Édition du 17 décembre 2024

Une tribune libre pour la gauche québécoise en marche

Le Monde

Extrait de l ’entrevue donnée par Éric Toussaint à Anthony Legrand (2)

Quelques mots sur le bilan du mouvement altermondialiste

Relations Nord/Sud : C’est de la capacité des citoyens et citoyennes à mener une authentique lutte de libération sociale que dépendra l’avenir

 Le mouvement altermondialiste est considéré comme le descendant du tiers-mondisme. Êtes-vous d’accord avec cela ?

Oui et non. Le mouvement tiers-mondiste correspondait – et c’est très bien – à une vague de volonté de solidarité Nord-Sud. L’altermondialisme s’inscrit là-dedans mais quelque part la prétention de l’altermondialisme, c’est d’aller au-delà de la solidarité Nord-Sud et de construire un mouvement commun où on n’est plus simplement dans un rapport solidaire mais dans un rapport d’unité d’action, de coopération beaucoup plus étroite.

(tiré du site du CADTM)

. Le CADTM a joué un rôle actif dans le constitution du mouvement altermondialiste dès les années 1990. Il a participé au Forum social mondial dès le début en 2000-2001. On a contribué à forger le terme « altermondialiste » (dans un premier temps les médias parlaient d’antimondialisation ou antiglobalisation alors que nous sommes pour une autre mondialisation, d’où le terme « alter-mondialiste »).

- Depuis 2005, on parle de l’essoufflement, voire du déclin, du mouvement altermondialiste. Qu’en pensez-vous ?

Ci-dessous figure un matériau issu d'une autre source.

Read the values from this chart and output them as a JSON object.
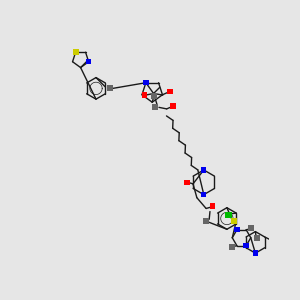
{
  "bg": "#e6e6e6",
  "bc": "#1a1a1a",
  "N": "#0000ee",
  "O": "#ff0000",
  "S": "#cccc00",
  "Cl": "#00bb00",
  "NH": "#666666",
  "NH2": "#666666"
}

Le mouvement altermondialiste traverse une crise depuis 2005-2006. Il a connu son apogée dans la seconde moitié des années 1990 et au début des années 2000 avec une énorme capacité de mobilisation contre l’OMC, la BM, le FMI, le G7, le G8, combinée, dans certains cas, à une grande faculté de propositions. Dans la foulée a été constitué le FSM qui regroupait une partie importante des forces altermondialistes à l’échelle mondiale. Ce succès a redéfini les stratégies des grands organismes et nous avons été l’objet d’attaques importantes. Le mouvement altermondialiste ne parvient plus à mettre en difficulté les réunions des grandes institutions internationales car, se sachant détestées, elles ont décidé de se réunir dans des lieux inaccessibles. Il y a également d’autres facteurs d’explication : le succès a amené une série de forces dont des ONG ayant de grands moyens à rejoindre la dynamique du FSM pour assurer leur propre visibilité ; une tendance à l’institutionnalisation du FSM (devenu un enjeu économique, notamment pour l’industrie hôtelière locale. En effet, une réunion du FSM qui rassemble 100 000 personnes ou plus pendant 4 à 5 jours, constitue un enjeu pour l’industrie touristique locale) qui a pesé sur la capacité de maintenir une démarche indépendante, critique, privilégiant le militantisme ; certaines forces sociales qui étaient des éléments moteurs du FSM se sont mises à soutenir des gouvernements (le gouvernement Prodi de centre droit en Italie, le gouvernement de Lula puis de Dilma au Brésil, etc.) dans une logique de cogestion avec un gouvernement ami, ce qui a contribué à l’institutionnalisation du FSM. Le FSM reste malgré tout une référence (voir Éric Toussaint : “Le Forum Social au contact d’une réalité en ébullition produit une réaction chimique positive”, publié le 31 mars 2013, http://cadtm.org/Le-Forum-Social-au... ). Cependant, il rencontre des difficultés à définir des stratégies, des priorités, une capacité d’intervenir pour changer le cours des choses qui évolue d’une manière inquiétante. Le mouvement altermondialiste a un véritable problème pour trouver un second souffle.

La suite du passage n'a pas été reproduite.